Osmanlı imparatorluk çadırlarında görülen mimari ifade üzerine yoğunlaşan bu çalışmada, Türk ve Avrupa müzelerinde korunarak bugüne ulaşan çadırlardan konuyu aydınlatmak bağlamında daha çok malzeme sunan örnekler değerlendirmeye alınmıştır.

Çadır kullanımı ve çadır kültürünün, Türkler‟in Orta Asya‟dan Avrupa içlerine kadar genişleyen egemenlik alanında varlığını sürdürdüğü bilinen bir olgudur. Ancak bugüne ulaşan çadırlardan en erken tarihli olanları, birkaç istisna hariç, 17. yüzyıldan kalmadır. Müze ve kurumların çadır koleksiyonları bu yüzyıldan 20. yüzyılın başına kadar olan çadırları kapsamaktadır.

Üretimlerindeki temel amaç konaklama olan çadırlar, göçebe ve yarı göçebe Türk boyları için yerleşik hayata geçene kadar önemini koruyan yapılardı. Yerleşik hayata geçen Osmanlılar ise çadır kullanımını başka bağlamlarda devam ettirmiştir. Kitap resimlerinden izlenebildiği üzere ya da Avrupa müze ve kurumlarında yer alan çadırların koleksiyonlara nasıl girdiği araştırıldığında „mobil‟ bir saray gibi hareket eden Osmanlı ordusunun çadırları seferler sırasında, sürekli bir gelenek çerçevesinde kullandığı görülür.

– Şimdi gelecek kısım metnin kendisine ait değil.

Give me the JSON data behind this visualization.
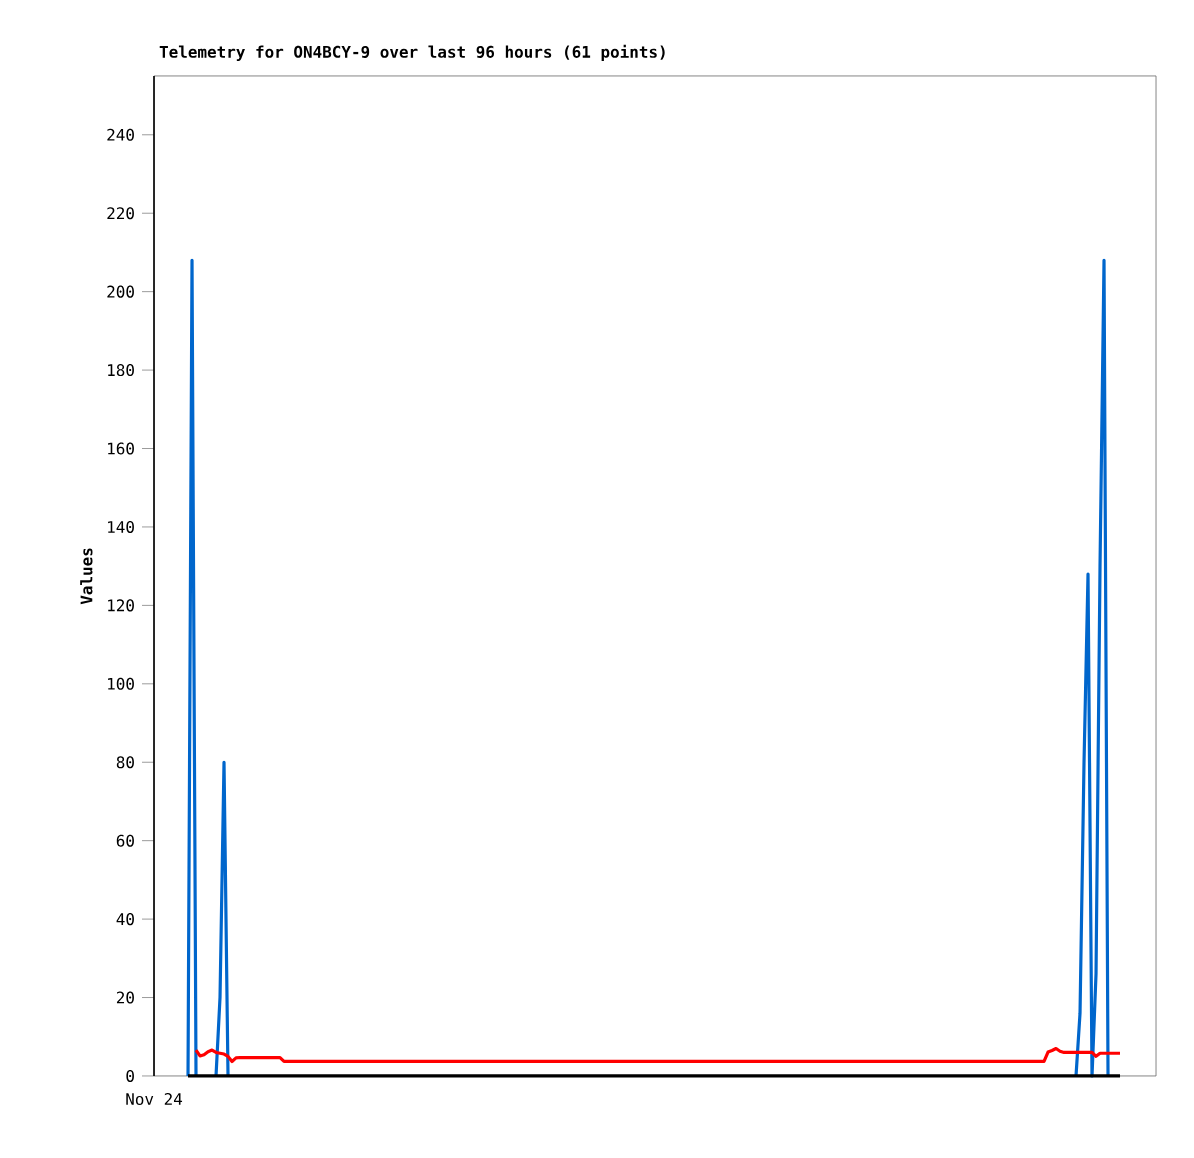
{
  "chart_data": {
    "type": "line",
    "title": "Telemetry for ON4BCY-9 over last 96 hours (61 points)",
    "ylabel": "Values",
    "annotations": [
      "Nov 24"
    ],
    "categories": [
      null,
      null,
      null,
      null,
      null,
      null,
      null,
      null,
      null,
      null,
      null,
      null,
      null,
      null,
      null,
      null,
      null,
      null,
      null,
      null,
      null,
      null,
      null,
      null,
      null,
      null,
      null,
      null,
      null,
      null,
      null,
      null,
      null,
      null,
      null,
      null,
      null,
      null,
      null,
      null,
      null,
      null,
      null,
      null,
      null,
      null,
      null,
      null,
      null,
      null,
      null,
      null,
      null,
      null,
      null,
      null,
      null,
      null,
      null,
      null,
      null,
      null,
      null,
      null,
      null,
      null,
      null,
      null,
      null,
      null,
      null,
      null,
      null,
      null,
      null,
      null,
      null,
      null,
      null,
      null,
      null,
      null,
      null,
      null,
      null,
      null,
      null,
      null,
      null,
      null,
      null,
      null,
      null,
      null,
      null,
      null,
      null,
      null,
      null,
      null,
      null,
      null,
      null,
      null,
      null,
      null,
      null,
      null,
      null,
      null,
      null,
      null,
      null,
      null,
      null,
      null,
      null,
      null,
      null,
      null,
      null,
      null,
      null,
      null,
      null,
      null,
      null,
      null,
      null,
      null,
      null,
      null,
      null,
      null,
      null,
      null,
      null,
      null,
      null,
      null,
      null,
      null,
      null,
      null,
      null,
      null,
      null,
      null,
      null,
      null,
      null,
      null,
      null,
      null,
      null,
      null,
      null,
      null,
      null,
      null,
      null,
      null,
      null,
      null,
      null,
      null,
      null,
      null,
      null,
      null,
      null,
      null,
      null,
      null,
      null,
      null,
      null,
      null,
      null,
      null,
      null,
      null,
      null,
      null,
      null,
      null,
      null,
      null,
      null,
      null,
      null,
      null,
      null,
      null,
      null,
      null,
      null,
      null,
      null,
      null,
      null,
      null,
      null,
      null,
      null,
      null,
      null,
      null,
      null,
      null,
      null,
      null,
      null,
      null,
      null,
      null,
      null,
      null,
      null,
      null,
      null,
      null,
      null,
      null,
      null,
      null,
      null,
      null,
      null,
      null,
      null,
      null,
      null,
      null
    ],
    "ylim": [
      0,
      255
    ],
    "yticks": [
      0,
      20,
      40,
      60,
      80,
      100,
      120,
      140,
      160,
      180,
      200,
      220,
      240
    ],
    "line_style": "solid",
    "series": [
      {
        "color": "#0066cc",
        "values": [
          0,
          208,
          0,
          null,
          null,
          null,
          null,
          0,
          20,
          80,
          0,
          null,
          null,
          null,
          null,
          null,
          null,
          null,
          null,
          null,
          null,
          null,
          null,
          null,
          null,
          null,
          null,
          null,
          null,
          null,
          null,
          null,
          null,
          null,
          null,
          null,
          null,
          null,
          null,
          null,
          null,
          null,
          null,
          null,
          null,
          null,
          null,
          null,
          null,
          null,
          null,
          null,
          null,
          null,
          null,
          null,
          null,
          null,
          null,
          null,
          null,
          null,
          null,
          null,
          null,
          null,
          null,
          null,
          null,
          null,
          null,
          null,
          null,
          null,
          null,
          null,
          null,
          null,
          null,
          null,
          null,
          null,
          null,
          null,
          null,
          null,
          null,
          null,
          null,
          null,
          null,
          null,
          null,
          null,
          null,
          null,
          null,
          null,
          null,
          null,
          null,
          null,
          null,
          null,
          null,
          null,
          null,
          null,
          null,
          null,
          null,
          null,
          null,
          null,
          null,
          null,
          null,
          null,
          null,
          null,
          null,
          null,
          null,
          null,
          null,
          null,
          null,
          null,
          null,
          null,
          null,
          null,
          null,
          null,
          null,
          null,
          null,
          null,
          null,
          null,
          null,
          null,
          null,
          null,
          null,
          null,
          null,
          null,
          null,
          null,
          null,
          null,
          null,
          null,
          null,
          null,
          null,
          null,
          null,
          null,
          null,
          null,
          null,
          null,
          null,
          null,
          null,
          null,
          null,
          null,
          null,
          null,
          null,
          null,
          null,
          null,
          null,
          null,
          null,
          null,
          null,
          null,
          null,
          null,
          null,
          null,
          null,
          null,
          null,
          null,
          null,
          null,
          null,
          null,
          null,
          null,
          null,
          null,
          null,
          null,
          null,
          null,
          null,
          null,
          null,
          null,
          null,
          null,
          null,
          null,
          null,
          null,
          null,
          null,
          null,
          null,
          null,
          null,
          null,
          null,
          null,
          null,
          0,
          16,
          80,
          128,
          0,
          26,
          130,
          208,
          0,
          null,
          null,
          null
        ]
      },
      {
        "color": "#ff0000",
        "values": [
          null,
          null,
          6.6,
          5.1,
          5.4,
          6.2,
          6.6,
          6.0,
          5.8,
          5.6,
          5.0,
          3.7,
          4.6,
          4.7,
          4.7,
          4.7,
          4.7,
          4.7,
          4.7,
          4.7,
          4.7,
          4.7,
          4.7,
          4.7,
          3.7,
          3.7,
          3.7,
          3.7,
          3.7,
          3.7,
          3.7,
          3.7,
          3.7,
          3.7,
          3.7,
          3.7,
          3.7,
          3.7,
          3.7,
          3.7,
          3.7,
          3.7,
          3.7,
          3.7,
          3.7,
          3.7,
          3.7,
          3.7,
          3.7,
          3.7,
          3.7,
          3.7,
          3.7,
          3.7,
          3.7,
          3.7,
          3.7,
          3.7,
          3.7,
          3.7,
          3.7,
          3.7,
          3.7,
          3.7,
          3.7,
          3.7,
          3.7,
          3.7,
          3.7,
          3.7,
          3.7,
          3.7,
          3.7,
          3.7,
          3.7,
          3.7,
          3.7,
          3.7,
          3.7,
          3.7,
          3.7,
          3.7,
          3.7,
          3.7,
          3.7,
          3.7,
          3.7,
          3.7,
          3.7,
          3.7,
          3.7,
          3.7,
          3.7,
          3.7,
          3.7,
          3.7,
          3.7,
          3.7,
          3.7,
          3.7,
          3.7,
          3.7,
          3.7,
          3.7,
          3.7,
          3.7,
          3.7,
          3.7,
          3.7,
          3.7,
          3.7,
          3.7,
          3.7,
          3.7,
          3.7,
          3.7,
          3.7,
          3.7,
          3.7,
          3.7,
          3.7,
          3.7,
          3.7,
          3.7,
          3.7,
          3.7,
          3.7,
          3.7,
          3.7,
          3.7,
          3.7,
          3.7,
          3.7,
          3.7,
          3.7,
          3.7,
          3.7,
          3.7,
          3.7,
          3.7,
          3.7,
          3.7,
          3.7,
          3.7,
          3.7,
          3.7,
          3.7,
          3.7,
          3.7,
          3.7,
          3.7,
          3.7,
          3.7,
          3.7,
          3.7,
          3.7,
          3.7,
          3.7,
          3.7,
          3.7,
          3.7,
          3.7,
          3.7,
          3.7,
          3.7,
          3.7,
          3.7,
          3.7,
          3.7,
          3.7,
          3.7,
          3.7,
          3.7,
          3.7,
          3.7,
          3.7,
          3.7,
          3.7,
          3.7,
          3.7,
          3.7,
          3.7,
          3.7,
          3.7,
          3.7,
          3.7,
          3.7,
          3.7,
          3.7,
          3.7,
          3.7,
          3.7,
          3.7,
          3.7,
          3.7,
          3.7,
          3.7,
          3.7,
          3.7,
          3.7,
          3.7,
          3.7,
          3.7,
          3.7,
          3.7,
          3.7,
          3.7,
          3.7,
          3.7,
          3.7,
          3.7,
          3.7,
          3.7,
          3.7,
          3.7,
          6.1,
          6.5,
          7.0,
          6.3,
          6.0,
          6.0,
          6.0,
          6.0,
          6.0,
          6.0,
          6.0,
          6.0,
          5.0,
          5.8,
          5.8,
          5.8,
          5.8,
          5.8,
          5.8
        ]
      },
      {
        "color": "#000000",
        "values": [
          0,
          0,
          0,
          0,
          0,
          0,
          0,
          0,
          0,
          0,
          0,
          0,
          0,
          0,
          0,
          0,
          0,
          0,
          0,
          0,
          0,
          0,
          0,
          0,
          0,
          0,
          0,
          0,
          0,
          0,
          0,
          0,
          0,
          0,
          0,
          0,
          0,
          0,
          0,
          0,
          0,
          0,
          0,
          0,
          0,
          0,
          0,
          0,
          0,
          0,
          0,
          0,
          0,
          0,
          0,
          0,
          0,
          0,
          0,
          0,
          0,
          0,
          0,
          0,
          0,
          0,
          0,
          0,
          0,
          0,
          0,
          0,
          0,
          0,
          0,
          0,
          0,
          0,
          0,
          0,
          0,
          0,
          0,
          0,
          0,
          0,
          0,
          0,
          0,
          0,
          0,
          0,
          0,
          0,
          0,
          0,
          0,
          0,
          0,
          0,
          0,
          0,
          0,
          0,
          0,
          0,
          0,
          0,
          0,
          0,
          0,
          0,
          0,
          0,
          0,
          0,
          0,
          0,
          0,
          0,
          0,
          0,
          0,
          0,
          0,
          0,
          0,
          0,
          0,
          0,
          0,
          0,
          0,
          0,
          0,
          0,
          0,
          0,
          0,
          0,
          0,
          0,
          0,
          0,
          0,
          0,
          0,
          0,
          0,
          0,
          0,
          0,
          0,
          0,
          0,
          0,
          0,
          0,
          0,
          0,
          0,
          0,
          0,
          0,
          0,
          0,
          0,
          0,
          0,
          0,
          0,
          0,
          0,
          0,
          0,
          0,
          0,
          0,
          0,
          0,
          0,
          0,
          0,
          0,
          0,
          0,
          0,
          0,
          0,
          0,
          0,
          0,
          0,
          0,
          0,
          0,
          0,
          0,
          0,
          0,
          0,
          0,
          0,
          0,
          0,
          0,
          0,
          0,
          0,
          0,
          0,
          0,
          0,
          0,
          0,
          0,
          0,
          0,
          0,
          0,
          0,
          0,
          0,
          0,
          0,
          0,
          0,
          0,
          0,
          0,
          0,
          0,
          0,
          0
        ]
      }
    ]
  }
}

Osmanlı İmparatorluğu‟nun duraklama ve gerileme evrelerinde, ordu sefere çıkmayı neredeyse tamamen bırakmıştır. Ancak yine kitap resimlerinden takip edildiği üzere çadırlar 18. yüzyılın başında, başka bir amaçla kullanılmaya başlanmıştır. III. Ahmet‟in şehzadeleri için Okmeydanı‟nda yoğunlaşan ve İstanbul‟un diğer bölgelerine de aktarılan sünnet düğününü resmeden Surname-i Vehbi bu konuda aydınlatıcı bir görsel kaynaktır. Şenliklerin yapıldığı Okmeydanı‟nda şehzadelerin düğünü için adeta gezici bir Topkapı Sarayı kurulmuştur. Bu noktada göçebe Türk topluluklarıyla çadırlar arasında olduğu öngörülebilecek esnek ve organik kullanım alışkanlıklarının yerleşik hayata geçen Osmanlılar‟da da devam ettiği öne sürülebilir. Erken dönemden çadırlar bugüne ulaşmadığından dolayı bunların yapısal ve dekoratif özellikleri bilinmemektedir.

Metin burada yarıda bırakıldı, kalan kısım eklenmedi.